The observable for this crossover is not the likelihood. It is the width itself.

The width

Under $H_0$ (1D EW line, observed through the strip window): $$W^2_{H_0}(t) \;=\; \sqrt{\frac{2 D t}{\pi \nu}}.$$

Under $H_1$ (EW on torus $[0, L_x)$), saturated: $$W^2_{H_1,\mathrm{sat}} \;=\; \frac{D L_x}{12 \nu}.$$

Setting them equal: $$\sqrt{\frac{2 D t}{\pi \nu}} \;=\; \frac{D L_x}{12 \nu} \;\Longrightarrow\; t_{\mathrm{cross}} \;=\; \frac{\pi D L_x^2}{288\, \nu}.$$

Rewriting in units of $t_c = L_x^2 / (8 \pi^2 \nu)$: $$\frac{t_{\mathrm{cross}}}{t_c} \;=\; \frac{8 \pi^3}{288} \;=\; \frac{\pi^3}{36} \;\approx\; 0.861.$$

No fits. No thresholds. An exact rational-plus-$\pi^3$ prefactor. The numerical verification agrees with the closed form to within 3% at $t = t_c$, and the relative error stays under 10% out to $t \sim 2\, t_c$. The paper's claim was right all along. I was pointing the wrong lens at it.

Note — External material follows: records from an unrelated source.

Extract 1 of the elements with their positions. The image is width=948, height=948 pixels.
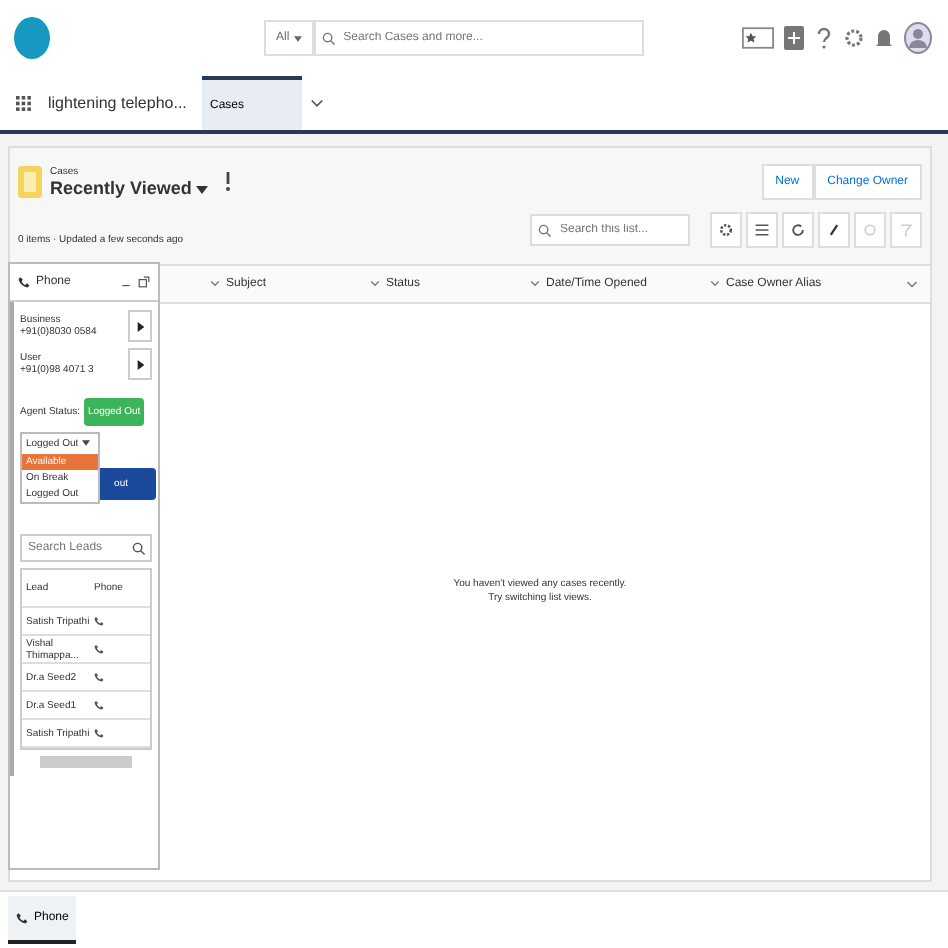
app-name: lightening telepho... [48, 94, 189, 112]
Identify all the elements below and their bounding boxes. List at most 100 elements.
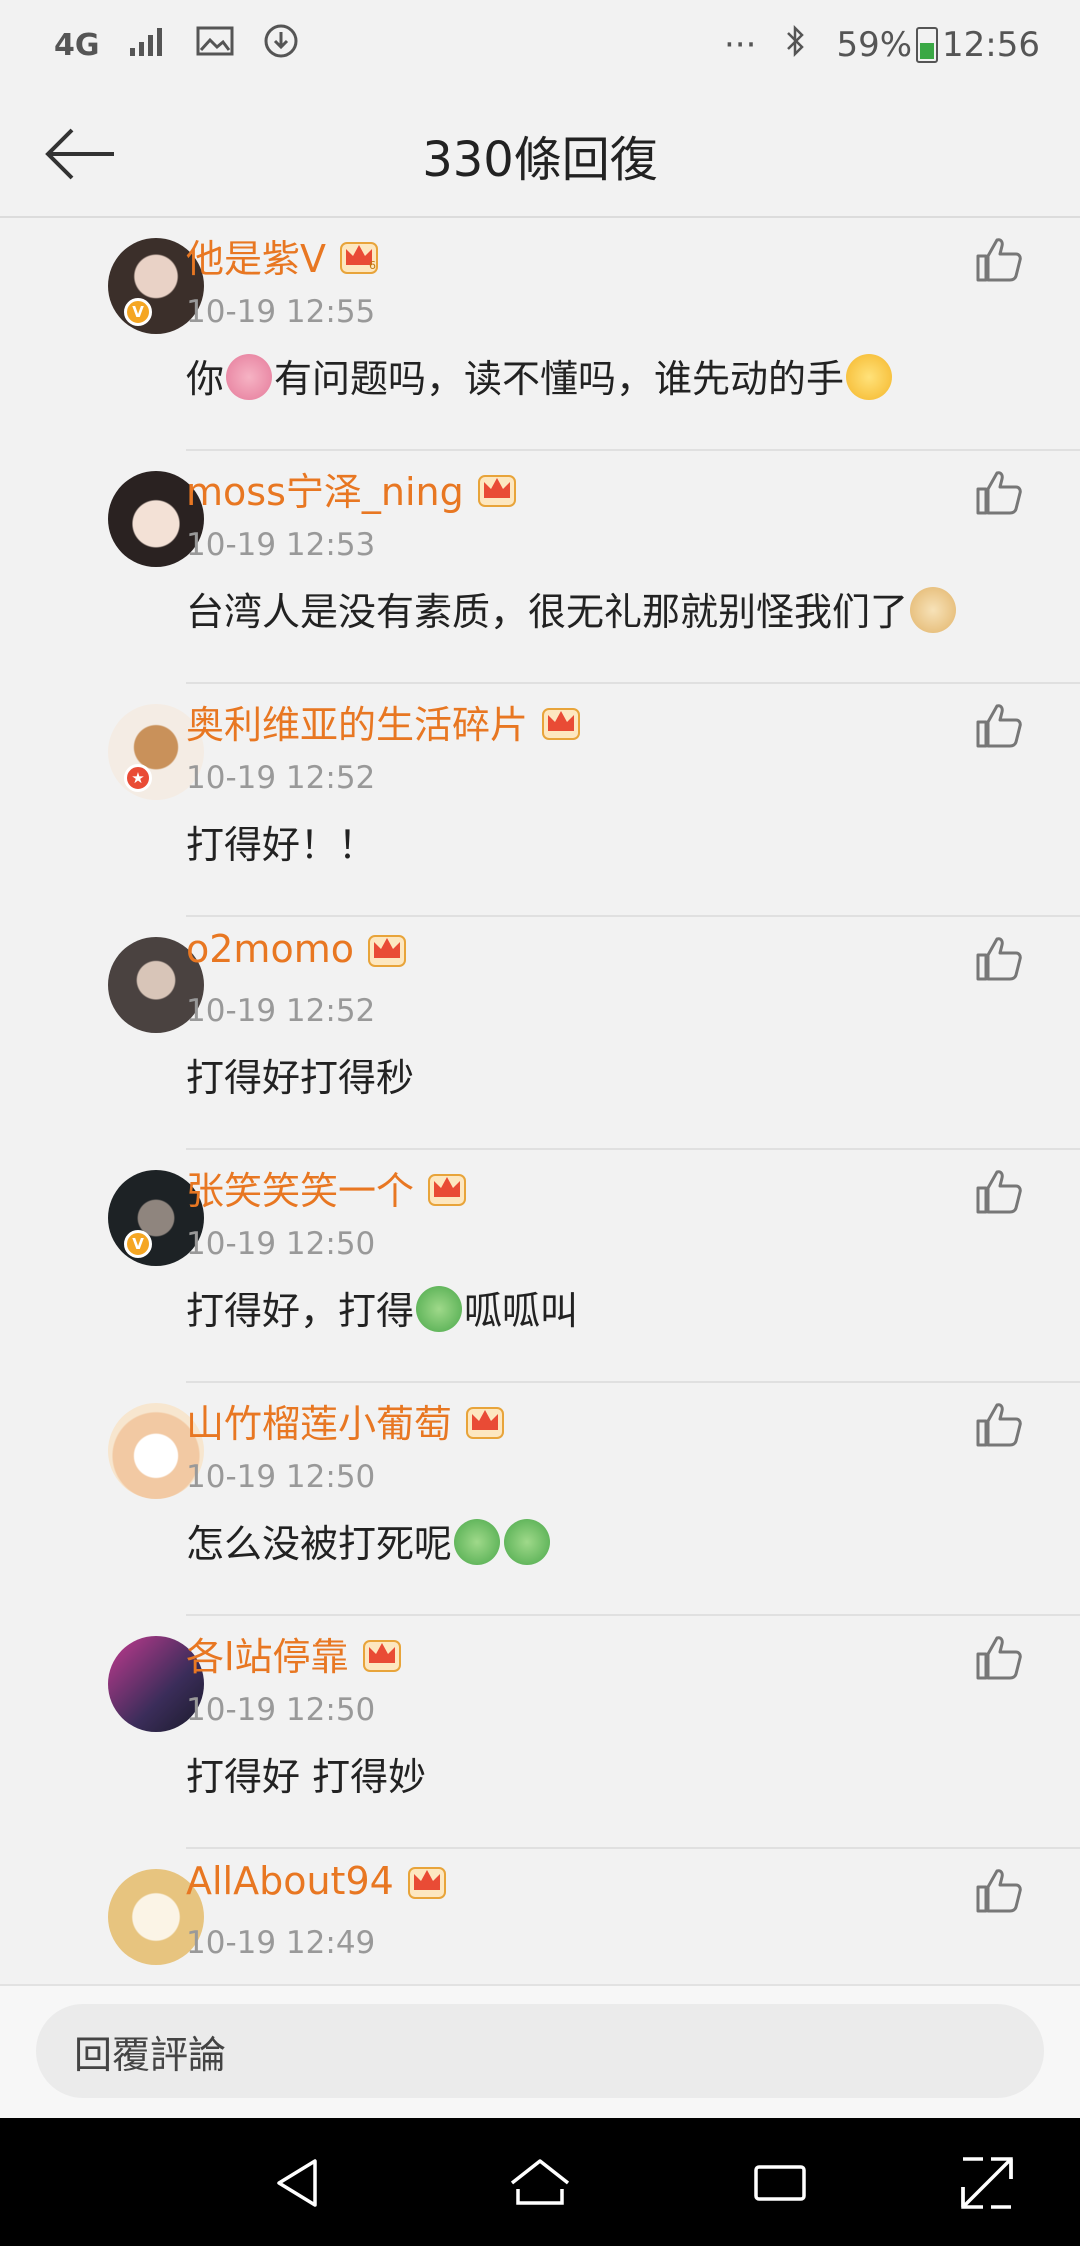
like-thumb-icon[interactable] bbox=[972, 234, 1024, 286]
image-icon bbox=[196, 25, 234, 66]
username[interactable]: 他是紫V 6 bbox=[186, 228, 380, 283]
comment-content: 你有问题吗，读不懂吗，谁先动的手 bbox=[186, 348, 894, 403]
nav-back-button[interactable] bbox=[264, 2148, 334, 2218]
battery-icon bbox=[916, 27, 939, 63]
comment-item: moss宁泽_ning 10-19 12:53 台湾人是没有素质，很无礼那就别怪… bbox=[0, 451, 1080, 684]
username[interactable]: o2momo bbox=[186, 927, 408, 971]
smirk-emoji-icon bbox=[846, 354, 893, 400]
more-indicator: ··· bbox=[724, 25, 757, 65]
bluetooth-icon bbox=[784, 23, 808, 68]
like-thumb-icon[interactable] bbox=[972, 1865, 1024, 1917]
crown-badge-icon bbox=[466, 1406, 505, 1439]
like-thumb-icon[interactable] bbox=[972, 1166, 1024, 1218]
crown-badge-icon bbox=[477, 474, 516, 507]
reply-input[interactable]: 回覆評論 bbox=[36, 2004, 1044, 2098]
comment-time: 10-19 12:49 bbox=[186, 1925, 376, 1961]
verified-badge-icon: V bbox=[124, 298, 152, 326]
comment-item: 山竹榴莲小葡萄 10-19 12:50 怎么没被打死呢 bbox=[0, 1383, 1080, 1616]
username[interactable]: 山竹榴莲小葡萄 bbox=[186, 1393, 506, 1448]
expand-icon bbox=[961, 2157, 1013, 2209]
avatar[interactable] bbox=[54, 461, 204, 567]
navigation-bar bbox=[0, 2118, 1080, 2246]
comment-time: 10-19 12:53 bbox=[186, 527, 376, 563]
username-text: 他是紫V bbox=[186, 237, 326, 281]
battery-group: 59% 12:56 bbox=[836, 25, 1040, 65]
username[interactable]: AllAbout94 bbox=[186, 1859, 448, 1903]
username[interactable]: moss宁泽_ning bbox=[186, 461, 518, 516]
like-thumb-icon[interactable] bbox=[972, 933, 1024, 985]
frog-emoji-icon bbox=[416, 1286, 463, 1332]
comment-item: ★ 奥利维亚的生活碎片 10-19 12:52 打得好！！ bbox=[0, 684, 1080, 917]
nav-recents-button[interactable] bbox=[745, 2148, 815, 2218]
frog-emoji-icon bbox=[454, 1519, 501, 1565]
page-title: 330條回復 bbox=[422, 132, 658, 188]
comment-content: 打得好打得秒 bbox=[186, 1056, 415, 1100]
avatar[interactable] bbox=[54, 1626, 204, 1732]
username[interactable]: 张笑笑笑一个 bbox=[186, 1160, 468, 1215]
username-text: 山竹榴莲小葡萄 bbox=[186, 1402, 453, 1446]
crown-badge-icon bbox=[428, 1173, 467, 1206]
comment-content: 台湾人是没有素质，很无礼那就别怪我们了 bbox=[186, 581, 958, 636]
status-right: ··· 59% 12:56 bbox=[724, 23, 1040, 68]
comment-time: 10-19 12:50 bbox=[186, 1459, 376, 1495]
comment-item: AllAbout94 10-19 12:49 bbox=[0, 1849, 1080, 1984]
crown-badge-icon bbox=[542, 707, 581, 740]
battery-percent: 59% bbox=[836, 25, 913, 65]
doge-emoji-icon bbox=[910, 587, 957, 633]
crown-badge-icon: 6 bbox=[340, 241, 378, 274]
nav-home-button[interactable] bbox=[505, 2148, 575, 2218]
verified-badge-icon: V bbox=[124, 1230, 152, 1258]
reply-bar: 回覆評論 bbox=[0, 1984, 1080, 2118]
header: 330條回復 bbox=[0, 90, 1080, 218]
frog-emoji-icon bbox=[504, 1519, 551, 1565]
like-thumb-icon[interactable] bbox=[972, 1632, 1024, 1684]
download-icon bbox=[262, 22, 300, 69]
username-text: 各l站停靠 bbox=[186, 1635, 349, 1679]
like-thumb-icon[interactable] bbox=[972, 1399, 1024, 1451]
signal-icon bbox=[128, 24, 168, 67]
username-text: AllAbout94 bbox=[186, 1859, 394, 1903]
network-indicator: 4G bbox=[54, 27, 100, 63]
crown-badge-icon bbox=[407, 1867, 446, 1899]
avatar[interactable]: V bbox=[54, 228, 204, 334]
comment-time: 10-19 12:50 bbox=[186, 1226, 376, 1262]
username-text: 奥利维亚的生活碎片 bbox=[186, 703, 529, 747]
comment-time: 10-19 12:55 bbox=[186, 294, 376, 330]
comment-time: 10-19 12:50 bbox=[186, 1692, 376, 1728]
nav-expand-button[interactable] bbox=[952, 2148, 1022, 2218]
status-left: 4G bbox=[54, 22, 300, 69]
username-text: 张笑笑笑一个 bbox=[186, 1169, 415, 1213]
crown-badge-icon bbox=[362, 1639, 401, 1672]
avatar[interactable] bbox=[54, 927, 204, 1033]
comment-content: 打得好！！ bbox=[186, 823, 377, 867]
avatar[interactable]: V bbox=[54, 1160, 204, 1266]
like-thumb-icon[interactable] bbox=[972, 467, 1024, 519]
comment-list[interactable]: V 他是紫V 6 10-19 12:55 你有问题吗，读不懂吗，谁先动的手 mo… bbox=[0, 218, 1080, 1984]
comment-item: o2momo 10-19 12:52 打得好打得秒 bbox=[0, 917, 1080, 1150]
comment-item: 各l站停靠 10-19 12:50 打得好 打得妙 bbox=[0, 1616, 1080, 1849]
avatar[interactable] bbox=[54, 1859, 204, 1965]
comment-content: 打得好 打得妙 bbox=[186, 1755, 427, 1799]
triangle-back-icon bbox=[277, 2159, 317, 2207]
status-time: 12:56 bbox=[942, 25, 1040, 65]
crown-badge-icon bbox=[367, 935, 406, 967]
comment-item: V 他是紫V 6 10-19 12:55 你有问题吗，读不懂吗，谁先动的手 bbox=[0, 218, 1080, 451]
brain-emoji-icon bbox=[226, 354, 273, 400]
username[interactable]: 各l站停靠 bbox=[186, 1626, 403, 1681]
svg-text:6: 6 bbox=[369, 259, 376, 272]
comment-content: 怎么没被打死呢 bbox=[186, 1513, 552, 1568]
recents-icon bbox=[754, 2165, 806, 2201]
star-badge-icon: ★ bbox=[124, 764, 152, 792]
comment-item: V 张笑笑笑一个 10-19 12:50 打得好，打得 呱呱叫 bbox=[0, 1150, 1080, 1383]
comment-time: 10-19 12:52 bbox=[186, 993, 376, 1029]
comment-content: 打得好，打得 呱呱叫 bbox=[186, 1280, 578, 1335]
avatar[interactable] bbox=[54, 1393, 204, 1499]
username[interactable]: 奥利维亚的生活碎片 bbox=[186, 694, 582, 749]
like-thumb-icon[interactable] bbox=[972, 700, 1024, 752]
home-icon bbox=[510, 2159, 570, 2205]
username-text: moss宁泽_ning bbox=[186, 470, 464, 514]
avatar[interactable]: ★ bbox=[54, 694, 204, 800]
username-text: o2momo bbox=[186, 927, 354, 971]
status-bar: 4G ··· 59% 12:56 bbox=[0, 0, 1080, 90]
comment-time: 10-19 12:52 bbox=[186, 760, 376, 796]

The observable is the argument

I keep learning the same lesson, and the lesson keeps being useful anyway. A lot of "information-theoretic" arguments in physics quietly assume the right observable is an abstract likelihood — that if you phrase a question in terms of $\log p_1 / p_0$, nature will cooperate. Sometimes it does. Sometimes the likelihood is structurally blind to the thing you care about, because the thing you care about lives exactly at the point where two distributions agree.

The Edwards–Wilkinson width doesn't know this. It doesn't care about hypotheses. It just grows, and at a specific rational multiple of $t_c$ it hits a specific closed-form value that corresponds to the other hypothesis's saturation. That is a perfectly good detection criterion. It's just not a likelihood ratio.

The width was right. It always was. I had to try three wrong things before I believed it.